Ils se bousculent, curieux, collectionneurs, journalistes dans la galerie Art-Z à Paris, à l’occasion du vernissage d’une exposition rassemblant trois artistes sénégalais. Le galeriste Olivier Sultan est ravi du succès. Depuis quelques années, l’engouement ne se dément pas pour l’art contemporain africain.
« Je pense qu’il y a le rattrapage d’un retard énorme. Assez spectaculaire car on est passé de deux à trois galeries à une vingtaine de galeries en quatre ou cinq ans », estime-t-il.
Poussée créatrice des artistes africains
L’engouement tient surtout à la poussée créatrice des artistes africains et notamment, le « Black portrait », l’auto-représentation, un courant venu des États-Unis. « Je trouve ce phénomène de figuration très intéressant. C’est important qu’il ait lieu, aussi bien dans la photographie que dans la peinture. De voir cette fierté africaine qui se manifeste, derrière le fait de passer de muse un peu exotisée à prendre les pinceaux ou l’appareil photo et se représenter avec sa propre perception de soi », affirme Véronique Rieffel galeriste à Paris.

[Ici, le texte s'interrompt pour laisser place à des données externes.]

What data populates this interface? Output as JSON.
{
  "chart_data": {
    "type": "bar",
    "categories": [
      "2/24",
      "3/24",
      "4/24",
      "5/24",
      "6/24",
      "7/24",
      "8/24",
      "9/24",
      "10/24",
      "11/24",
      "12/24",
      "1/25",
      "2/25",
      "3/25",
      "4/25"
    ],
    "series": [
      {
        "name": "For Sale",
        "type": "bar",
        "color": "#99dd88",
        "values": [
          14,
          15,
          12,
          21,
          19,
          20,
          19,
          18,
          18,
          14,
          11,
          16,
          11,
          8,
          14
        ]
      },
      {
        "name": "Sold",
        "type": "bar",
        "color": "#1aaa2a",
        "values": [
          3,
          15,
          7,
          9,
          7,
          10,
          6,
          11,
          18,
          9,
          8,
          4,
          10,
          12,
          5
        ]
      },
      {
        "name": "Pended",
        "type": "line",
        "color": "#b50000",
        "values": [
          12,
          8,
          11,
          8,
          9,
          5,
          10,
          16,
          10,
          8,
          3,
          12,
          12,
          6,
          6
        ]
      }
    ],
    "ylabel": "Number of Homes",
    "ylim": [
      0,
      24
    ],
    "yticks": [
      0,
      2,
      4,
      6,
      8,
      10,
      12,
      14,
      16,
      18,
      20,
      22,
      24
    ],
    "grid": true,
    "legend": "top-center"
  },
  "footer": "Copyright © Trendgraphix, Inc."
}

Collectionneur et public répondent présent. Depuis dix ans, les cotes des artistes s’envolent, les prix aussi. Avec comme effet pervers des productions parfois standardisées et répétitives. Pour durer, il va falloir que l’art contemporain africain évite cet écueil. « Si les artistes trouvent de nouveaux modes d’expression et de nouveaux thèmes, je pense que cela va durer, car ils arriveront à se renouveler. En fait, c’est un peu « la balle est dans leur camp« », estime le galeriste Christophe Person.
Reste que pour tous, l’art contemporain africain se mondialise et quitte peu à peu le ghetto qu’il occupait autrefois.